Physical disabilities affect approximately 240 million children globally, with limited access to comprehensive care in resource-constrained settings. In Nepal, an estimated 2% of children under 16 experience physical disabilities, facing significant barriers to healthcare access, education, and social integration. Traditional healthcare models often struggle to provide affordable, accessible, and sustainable care for these children.
To evaluate the effectiveness and sustainability of an innovative private-nonprofit partnership model between the Hospital and Rehabilitation Centre for Disabled Children (HRDC) and B&B Hospital in Nepal, designed to provide comprehensive care for children with physical disabilities in resource-limited settings.
The study analyzes a 40-year experience implementing a unique healthcare delivery model combining HRDC's non-profit expertise with B&B Hospital's private sector resources. The model integrates four key components: identification through mobile camps and community outreach, comprehensive medical treatment, rehabilitation services, and social reintegration programs.
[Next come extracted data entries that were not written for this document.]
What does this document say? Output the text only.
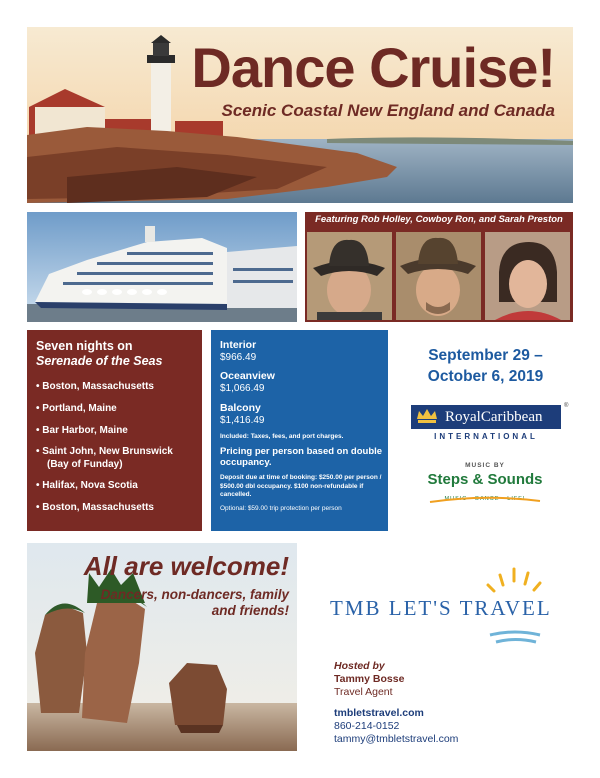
Dance Cruise!
Scenic Coastal New England and Canada
Featuring Rob Holley, Cowboy Ron, and Sarah Preston
Seven nights on
Serenade of the Seas
• Boston, Massachusetts
• Portland, Maine
• Bar Harbor, Maine
• Saint John, New Brunswick
(Bay of Funday)
• Halifax, Nova Scotia
• Boston, Massachusetts
Interior
$966.49
Oceanview
$1,066.49
Balcony
$1,416.49
Included: Taxes, fees, and port charges.
Pricing per person based on double occupancy.
Deposit due at time of booking: $250.00 per person / $500.00 dbl occupancy. $100 non-refundable if cancelled.
Optional: $59.00 trip protection per person
September 29 –
October 6, 2019
RoyalCaribbean
INTERNATIONAL
®
MUSIC BY
Steps & Sounds
MUSIC · DANCE · LIFE!
All are welcome!
Dancers, non-dancers, family and friends! TMB LET'S TRAVEL
Hosted by
Tammy Bosse
Travel Agent
tmbletstravel.com
860-214-0152
tammy@tmbletstravel.com
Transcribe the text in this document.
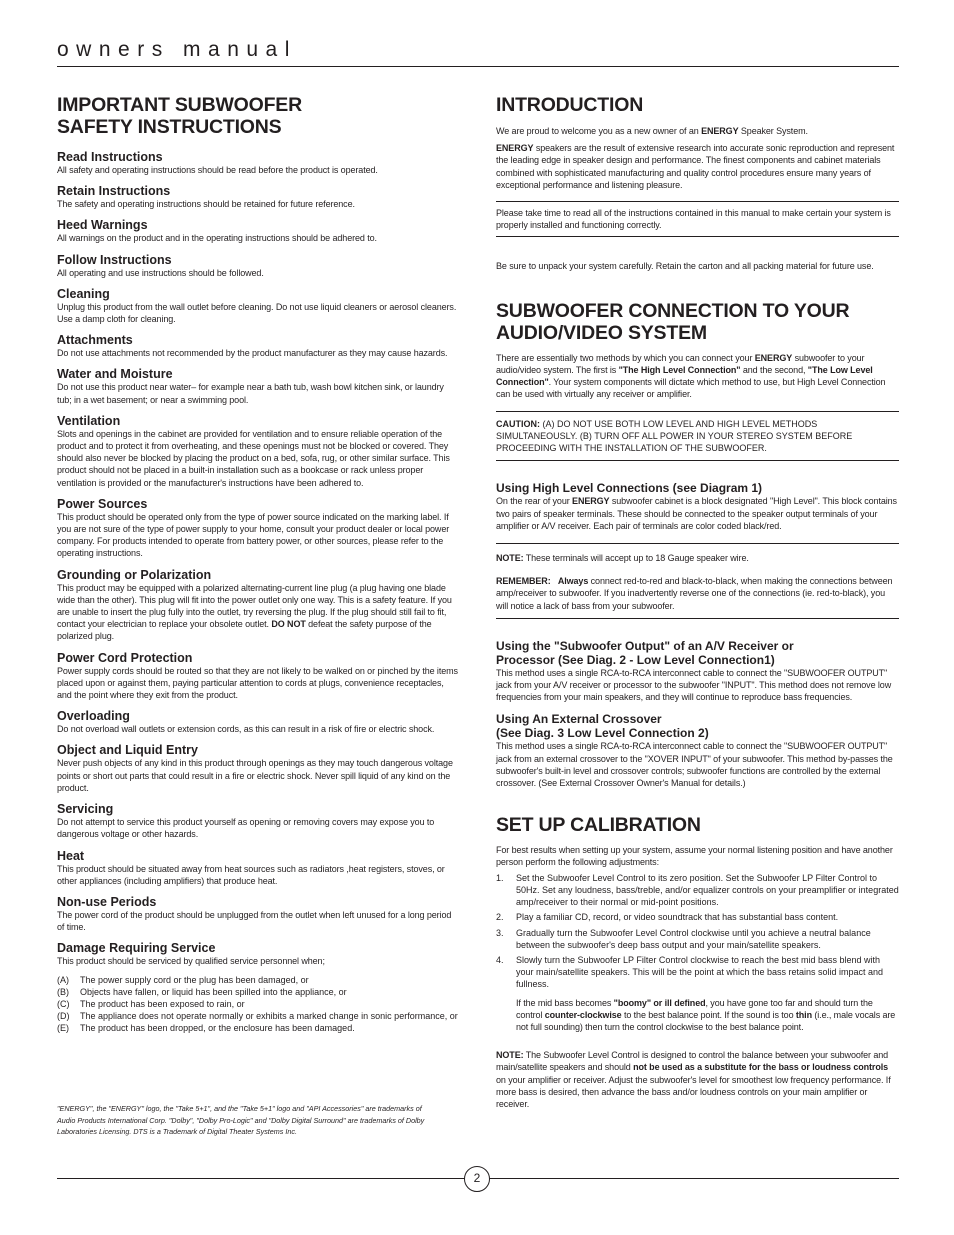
owners manual
IMPORTANT SUBWOOFER
SAFETY INSTRUCTIONS
Read Instructions
All safety and operating instructions should be read before the product is operated.
Retain Instructions
The safety and operating instructions should be retained for future reference.
Heed Warnings
All warnings on the product and in the operating instructions should be adhered to.
Follow Instructions
All operating and use instructions should be followed.
Cleaning
Unplug this product from the wall outlet before cleaning. Do not use liquid cleaners or aerosol cleaners. Use a damp cloth for cleaning.
Attachments
Do not use attachments not recommended by the product manufacturer as they may cause hazards.
Water and Moisture
Do not use this product near water– for example near a bath tub, wash bowl kitchen sink, or laundry tub; in a wet basement; or near a swimming pool.
Ventilation
Slots and openings in the cabinet are provided for ventilation and to ensure reliable operation of the product and to protect it from overheating, and these openings must not be blocked or covered. They should also never be blocked by placing the product on a bed, sofa, rug, or other similar surface. This product should not be placed in a built-in installation such as a bookcase or rack unless proper ventilation is provided or the manufacturer's instructions have been adhered to.
Power Sources
This product should be operated only from the type of power source indicated on the marking label. If you are not sure of the type of power supply to your home, consult your product dealer or local power company. For products intended to operate from battery power, or other sources, please refer to the operating instructions.
Grounding or Polarization
This product may be equipped with a polarized alternating-current line plug (a plug having one blade wide than the other). This plug will fit into the power outlet only one way. This is a safety feature. If you are unable to insert the plug fully into the outlet, try reversing the plug. If the plug should still fail to fit, contact your electrician to replace your obsolete outlet. DO NOT defeat the safety purpose of the polarized plug.
Power Cord Protection
Power supply cords should be routed so that they are not likely to be walked on or pinched by the items placed upon or against them, paying particular attention to cords at plugs, convenience receptacles, and the point where they exit from the product.
Overloading
Do not overload wall outlets or extension cords, as this can result in a risk of fire or electric shock.
Object and Liquid Entry
Never push objects of any kind in this product through openings as they may touch dangerous voltage points or short out parts that could result in a fire or electric shock. Never spill liquid of any kind on the product.
Servicing
Do not attempt to service this product yourself as opening or removing covers may expose you to dangerous voltage or other hazards.
Heat
This product should be situated away from heat sources such as radiators ,heat registers, stoves, or other appliances (including amplifiers) that produce heat.
Non-use Periods
The power cord of the product should be unplugged from the outlet when left unused for a long period of time.
Damage Requiring Service
This product should be serviced by qualified service personnel when;
(A)	The power supply cord or the plug has been damaged, or
(B)	Objects have fallen, or liquid has been spilled into the appliance, or
(C)	The product has been exposed to rain, or
(D)	The appliance does not operate normally or exhibits a marked change in sonic performance, or
(E)	The product has been dropped, or the enclosure has been damaged.
"ENERGY", the "ENERGY" logo, the "Take 5+1", and the "Take 5+1" logo and "API Accessories" are trademarks of Audio Products International Corp. "Dolby", "Dolby Pro-Logic" and "Dolby Digital Surround" are trademarks of Dolby Laboratories Licensing. DTS is a Trademark of Digital Theater Systems Inc.
INTRODUCTION
We are proud to welcome you as a new owner of an ENERGY Speaker System.
ENERGY speakers are the result of extensive research into accurate sonic reproduction and represent the leading edge in speaker design and performance. The finest components and cabinet materials combined with sophisticated manufacturing and quality control procedures ensure many years of exceptional performance and listening pleasure.
Please take time to read all of the instructions contained in this manual to make certain your system is properly installed and functioning correctly.
Be sure to unpack your system carefully. Retain the carton and all packing material for future use.
SUBWOOFER CONNECTION TO YOUR
AUDIO/VIDEO SYSTEM
There are essentially two methods by which you can connect your ENERGY subwoofer to your audio/video system. The first is "The High Level Connection" and the second, "The Low Level Connection". Your system components will dictate which method to use, but High Level Connection can be used with virtually any receiver or amplifier.
CAUTION: (A) DO NOT USE BOTH LOW LEVEL AND HIGH LEVEL METHODS SIMULTANEOUSLY. (B) TURN OFF ALL POWER IN YOUR STEREO SYSTEM BEFORE PROCEEDING WITH THE INSTALLATION OF THE SUBWOOFER.
Using High Level Connections (see Diagram 1)
On the rear of your ENERGY subwoofer cabinet is a block designated "High Level". This block contains two pairs of speaker terminals. These should be connected to the speaker output terminals of your amplifier or A/V receiver. Each pair of terminals are color coded black/red.
NOTE: These terminals will accept up to 18 Gauge speaker wire.
REMEMBER: Always connect red-to-red and black-to-black, when making the connections between amp/receiver to subwoofer. If you inadvertently reverse one of the connections (ie. red-to-black), you will notice a lack of bass from your subwoofer.
Using the "Subwoofer Output" of an A/V Receiver or
Processor (See Diag. 2 - Low Level Connection1)
This method uses a single RCA-to-RCA interconnect cable to connect the "SUBWOOFER OUTPUT" jack from your A/V receiver or processor to the subwoofer "INPUT". This method does not remove low frequencies from your main speakers, and they will continue to reproduce bass frequencies.
Using An External Crossover
(See Diag. 3 Low Level Connection 2)
This method uses a single RCA-to-RCA interconnect cable to connect the "SUBWOOFER OUTPUT" jack from an external crossover to the "XOVER INPUT" of your subwoofer. This method by-passes the subwoofer's built-in level and crossover controls; subwoofer functions are controlled by the external crossover. (See External Crossover Owner's Manual for details.)
SET UP CALIBRATION
For best results when setting up your system, assume your normal listening position and have another person perform the following adjustments:
1.	Set the Subwoofer Level Control to its zero position. Set the Subwoofer LP Filter Control to 50Hz. Set any loudness, bass/treble, and/or equalizer controls on your preamplifier or integrated amp/receiver to their normal or mid-point positions.
2.	Play a familiar CD, record, or video soundtrack that has substantial bass content.
3.	Gradually turn the Subwoofer Level Control clockwise until you achieve a neutral balance between the subwoofer's deep bass output and your main/satellite speakers.
4.	Slowly turn the Subwoofer LP Filter Control clockwise to reach the best mid bass blend with your main/satellite speakers. This will be the point at which the bass retains solid impact and fullness.
If the mid bass becomes "boomy" or ill defined, you have gone too far and should turn the control counter-clockwise to the best balance point. If the sound is too thin (i.e., male vocals are not full sounding) then turn the control clockwise to the best balance point.
NOTE: The Subwoofer Level Control is designed to control the balance between your subwoofer and main/satellite speakers and should not be used as a substitute for the bass or loudness controls on your amplifier or receiver. Adjust the subwoofer's level for smoothest low frequency performance. If more bass is desired, then advance the bass and/or loudness controls on your main amplifier or receiver.
2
The partnership achieved a 62% reduction in treatment costs compared to private healthcare institutions. Over 40 years, HRDC has performed more than 55,000 surgeries, benefiting over 116,000 children surgically. The program has distributed 100,000+ assistive devices, raised disability awareness among 1.5 million+ people, and trained over 700 primary rehabilitation therapists. The model's community-based approach has enabled coverage of all 77 districts in Nepal through rotating mobile clinics.
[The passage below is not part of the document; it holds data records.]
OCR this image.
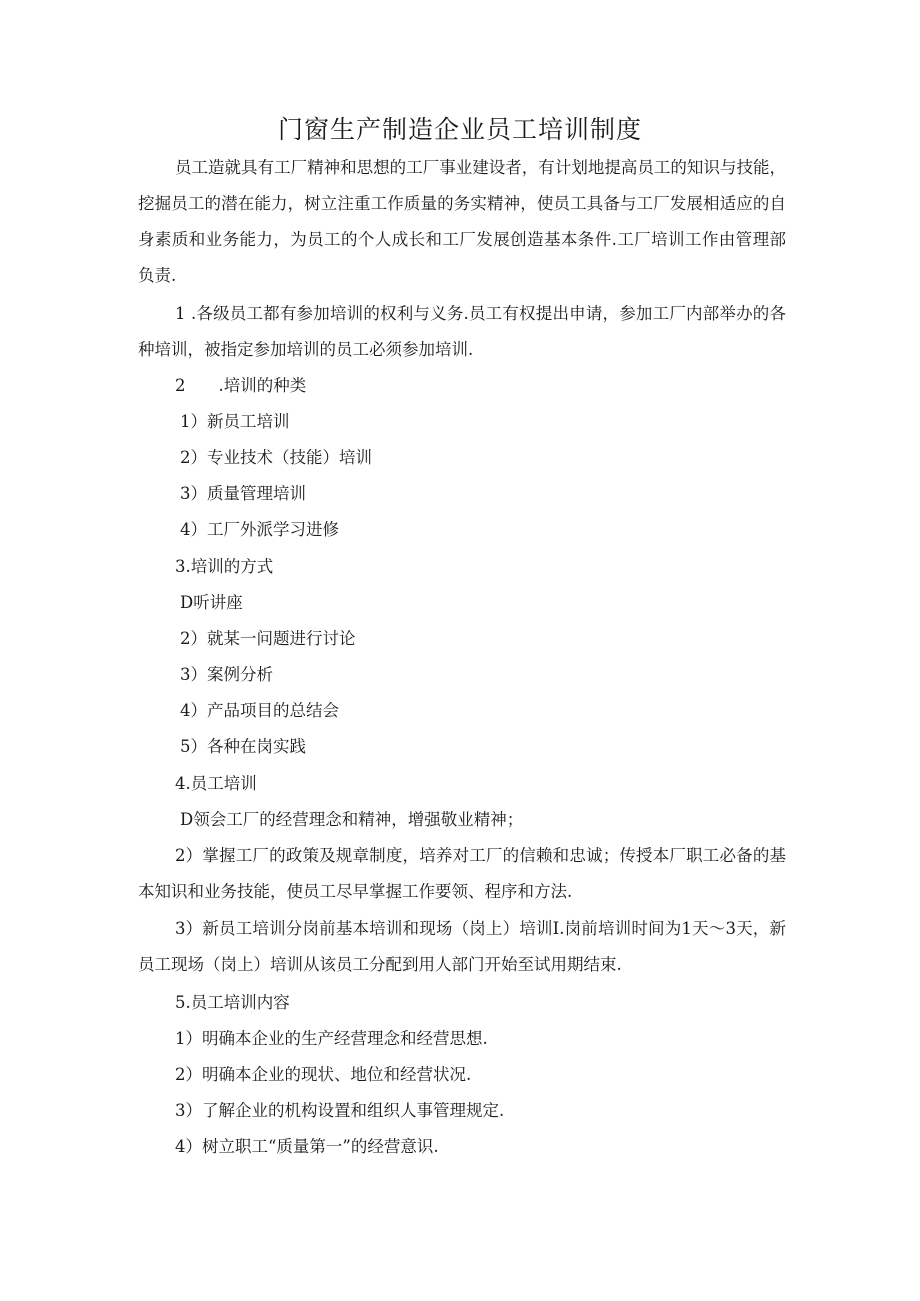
门窗生产制造企业员工培训制度

员工造就具有工厂精神和思想的工厂事业建设者，有计划地提高员工的知识与技能，挖掘员工的潜在能力，树立注重工作质量的务实精神，使员工具备与工厂发展相适应的自身素质和业务能力，为员工的个人成长和工厂发展创造基本条件.工厂培训工作由管理部负责.

1 .各级员工都有参加培训的权利与义务.员工有权提出申请，参加工厂内部举办的各种培训，被指定参加培训的员工必须参加培训.

2　　.培训的种类

1）新员工培训

2）专业技术（技能）培训

3）质量管理培训

4）工厂外派学习进修

3.培训的方式

D听讲座

2）就某一问题进行讨论

3）案例分析

4）产品项目的总结会

5）各种在岗实践

4.员工培训

D领会工厂的经营理念和精神，增强敬业精神；

2）掌握工厂的政策及规章制度，培养对工厂的信赖和忠诚；传授本厂职工必备的基本知识和业务技能，使员工尽早掌握工作要领、程序和方法.

3）新员工培训分岗前基本培训和现场（岗上）培训I.岗前培训时间为1天～3天，新员工现场（岗上）培训从该员工分配到用人部门开始至试用期结束.

5.员工培训内容

1）明确本企业的生产经营理念和经营思想.

2）明确本企业的现状、地位和经营状况.

3）了解企业的机构设置和组织人事管理规定.

4）树立职工“质量第一”的经营意识.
The HRDC-B&B partnership demonstrates that private-nonprofit collaboration can effectively address healthcare barriers for children with physical disabilities in resource-limited settings. The model's success in combining cost efficiency, quality care, and community integration provides a replicable framework for similar interventions in other developing countries. Key factors for success include diverse funding sources, strong community engagement, and integrated service delivery under one roof.
身体残疾影响着全球约2.4亿儿童,在资源有限的环境中,他们获得全面护理的机会有限。在尼泊尔,估计16岁以下儿童中有2%患有身体残疾,在获得医疗保健、教育和社会融合方面面临重大障碍。传统医疗模式往往难以向这些儿童提供负担得起、可及且可持续的护理。
评估尼泊尔残疾儿童医院与康复中心(HRDC)和B&B医院之间创新的私立-非营利伙伴关系模式的有效性和可持续性,该模式旨在为资源有限环境中的身体残疾儿童提供全面护理。
该研究分析了实施一种独特医疗服务模式40年的经验,该模式将HRDC的非营利专业知识与B&B医院的私营部门资源相结合。该模式整合了四个关键组成部分:通过流动营地和社区外展进行识别、全面医疗治疗、康复服务以及社会重新融入计划。
与私立医疗机构相比,该伙伴关系使治疗成本降低了62%。40多年来,HRDC已实施了超过55000例手术,使超过116000名儿童通过手术受益。该项目已分发了100000多件辅助设备,在150多万人中提高了对残疾的认识,并培训了700多名初级康复治疗师。该模式基于社区的方法通过轮流流动诊所覆盖了尼泊尔所有77个地区。
HRDC与B&B的伙伴关系表明,私立-非营利合作能够有效解决资源有限环境中身体残疾儿童的医疗障碍。该模式在成本效益、优质护理和社区融合方面的成功为其他发展中国家的类似干预提供了可复制的框架。成功的关键因素包括多样化的资金来源、强大的社区参与以及在一个机构内提供综合服务。